In this study, we used the alcohol-related fatalities per 100,000 people in the U.S. states between 1980 and 2009 for our analysis. The data show the following phenomena: (1) consistency: areas with high rates of alcohol-related fatalities in the 1980s remained so in 2009; and (2) regionality: areas with higher rates of alcohol-related fatalities were situated in the west and south, whereas areas with lower alcohol-related fatalities were situated in the northeast. These characteristics led us to question if drinking and driving policies had the same effects in areas with different rates of alcohol-related fatalities. Therefore, we used the QR method to discuss the effectiveness of various drinking and driving policies for different quantiles of alcohol-related fatalities.
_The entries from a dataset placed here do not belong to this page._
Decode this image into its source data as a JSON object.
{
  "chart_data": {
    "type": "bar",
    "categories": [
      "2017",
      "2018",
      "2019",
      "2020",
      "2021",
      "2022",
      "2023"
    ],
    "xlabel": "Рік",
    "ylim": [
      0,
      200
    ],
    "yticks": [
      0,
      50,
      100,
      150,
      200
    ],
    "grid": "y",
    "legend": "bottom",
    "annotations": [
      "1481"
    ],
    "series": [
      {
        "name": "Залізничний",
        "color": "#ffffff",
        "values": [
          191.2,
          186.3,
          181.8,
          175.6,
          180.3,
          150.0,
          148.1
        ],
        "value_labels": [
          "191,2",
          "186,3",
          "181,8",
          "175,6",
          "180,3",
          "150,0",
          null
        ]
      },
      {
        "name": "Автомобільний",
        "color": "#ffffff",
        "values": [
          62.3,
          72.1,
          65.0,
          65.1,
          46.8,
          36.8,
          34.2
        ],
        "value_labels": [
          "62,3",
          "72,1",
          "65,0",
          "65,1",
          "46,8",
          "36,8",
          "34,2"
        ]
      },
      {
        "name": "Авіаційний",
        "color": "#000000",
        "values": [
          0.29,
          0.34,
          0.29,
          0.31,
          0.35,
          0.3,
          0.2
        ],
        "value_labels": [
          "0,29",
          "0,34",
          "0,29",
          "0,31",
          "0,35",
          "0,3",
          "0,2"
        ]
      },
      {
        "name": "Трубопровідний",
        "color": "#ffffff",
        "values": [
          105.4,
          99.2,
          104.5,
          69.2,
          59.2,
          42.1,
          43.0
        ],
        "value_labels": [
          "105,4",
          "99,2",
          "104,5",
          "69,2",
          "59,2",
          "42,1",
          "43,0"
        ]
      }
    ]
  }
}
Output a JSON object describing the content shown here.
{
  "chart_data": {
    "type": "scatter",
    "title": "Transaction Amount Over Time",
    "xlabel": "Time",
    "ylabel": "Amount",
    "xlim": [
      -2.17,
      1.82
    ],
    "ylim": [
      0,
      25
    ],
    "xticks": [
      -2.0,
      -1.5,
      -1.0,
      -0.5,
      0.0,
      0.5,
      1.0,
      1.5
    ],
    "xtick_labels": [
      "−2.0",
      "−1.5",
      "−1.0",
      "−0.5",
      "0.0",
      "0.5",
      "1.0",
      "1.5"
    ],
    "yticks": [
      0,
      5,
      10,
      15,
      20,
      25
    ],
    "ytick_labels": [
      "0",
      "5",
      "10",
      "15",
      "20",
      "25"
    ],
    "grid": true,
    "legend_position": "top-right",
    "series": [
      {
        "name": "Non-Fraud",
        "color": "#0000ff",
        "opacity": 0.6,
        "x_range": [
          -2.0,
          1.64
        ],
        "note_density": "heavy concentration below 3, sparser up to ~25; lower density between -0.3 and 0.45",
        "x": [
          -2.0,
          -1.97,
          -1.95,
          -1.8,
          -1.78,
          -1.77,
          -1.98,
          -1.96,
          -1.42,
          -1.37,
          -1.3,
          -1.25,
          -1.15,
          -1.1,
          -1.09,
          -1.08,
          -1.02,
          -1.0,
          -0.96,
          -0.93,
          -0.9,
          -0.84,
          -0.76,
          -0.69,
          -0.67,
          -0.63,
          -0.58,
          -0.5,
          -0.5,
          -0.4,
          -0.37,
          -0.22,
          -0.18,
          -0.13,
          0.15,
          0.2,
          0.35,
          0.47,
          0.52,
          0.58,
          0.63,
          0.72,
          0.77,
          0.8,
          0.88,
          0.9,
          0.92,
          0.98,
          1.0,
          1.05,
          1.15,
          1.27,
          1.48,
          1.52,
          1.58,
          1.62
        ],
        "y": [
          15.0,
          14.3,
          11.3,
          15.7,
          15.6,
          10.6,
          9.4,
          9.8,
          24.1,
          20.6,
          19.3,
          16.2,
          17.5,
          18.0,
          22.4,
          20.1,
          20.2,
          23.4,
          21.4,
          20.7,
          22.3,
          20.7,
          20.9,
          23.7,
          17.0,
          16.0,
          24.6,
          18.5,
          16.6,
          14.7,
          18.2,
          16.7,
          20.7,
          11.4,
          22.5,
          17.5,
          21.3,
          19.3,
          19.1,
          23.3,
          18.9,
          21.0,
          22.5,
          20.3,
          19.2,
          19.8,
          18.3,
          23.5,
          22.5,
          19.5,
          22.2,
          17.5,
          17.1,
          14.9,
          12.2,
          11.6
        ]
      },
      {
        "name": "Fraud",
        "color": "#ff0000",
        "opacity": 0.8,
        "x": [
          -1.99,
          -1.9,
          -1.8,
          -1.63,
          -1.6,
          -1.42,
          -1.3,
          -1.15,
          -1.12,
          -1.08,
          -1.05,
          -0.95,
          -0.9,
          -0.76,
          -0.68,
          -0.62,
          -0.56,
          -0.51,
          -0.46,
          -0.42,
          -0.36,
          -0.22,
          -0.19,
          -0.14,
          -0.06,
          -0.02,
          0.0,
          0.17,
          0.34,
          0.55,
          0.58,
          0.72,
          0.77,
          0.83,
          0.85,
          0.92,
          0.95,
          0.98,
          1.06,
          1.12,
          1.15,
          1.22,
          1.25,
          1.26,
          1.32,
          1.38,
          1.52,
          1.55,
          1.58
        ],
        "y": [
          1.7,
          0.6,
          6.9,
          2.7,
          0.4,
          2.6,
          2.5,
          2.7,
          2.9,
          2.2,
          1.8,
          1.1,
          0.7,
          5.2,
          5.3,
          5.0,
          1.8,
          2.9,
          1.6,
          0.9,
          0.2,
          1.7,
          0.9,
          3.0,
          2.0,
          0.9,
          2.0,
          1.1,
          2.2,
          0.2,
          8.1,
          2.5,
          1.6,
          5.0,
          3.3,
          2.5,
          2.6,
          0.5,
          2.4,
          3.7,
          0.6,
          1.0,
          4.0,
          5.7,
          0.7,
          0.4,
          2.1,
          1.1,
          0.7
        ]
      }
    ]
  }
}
The results from the empirical study show demographic factors such as income, unemployment rates, young driver ratio, and population density were all significant in areas with low rates of alcohol-related fatalities; while only income and population density were significant in areas with high rates of alcohol-related fatalities. Considering the numbers of coefficients, we also find that lower beer tax and declined economic conditions (such as decreased income or increased unemployment) are correlated with higher rate of alcohol-related fatalities with impact greater in areas with low alcohol-related fatalities than in high fatality areas. Additionally, increased numbers of young drivers in areas with low rates of alcohol-related fatalities result in increased fatalities, whereas they did not significantly affect the fatalities in the areas with higher rates of alcohol-related fatalities. This implies that in areas with low alcohol-related fatalities (as compared to high fatality areas), drinking habits and attitudes may be restrained more easily by stricter drinking and driving policies and these areas are influenced to a greater extent by economic and demographic conditions. On the other hand, drinking habits and attitudes may not be easily changed in the areas with high alcohol-related fatalities; ex-post regulations are thus important for discouraging drinking people driving on the road. As a result, ex-post regulations are more important in the areas with high fatalities whereas preventive regulations are intended to prevent alcohol abuse and thus decrease alcohol-related fatalities in the areas with low fatalities.
Conflicts of Interest
The authors declare no conflict of interest.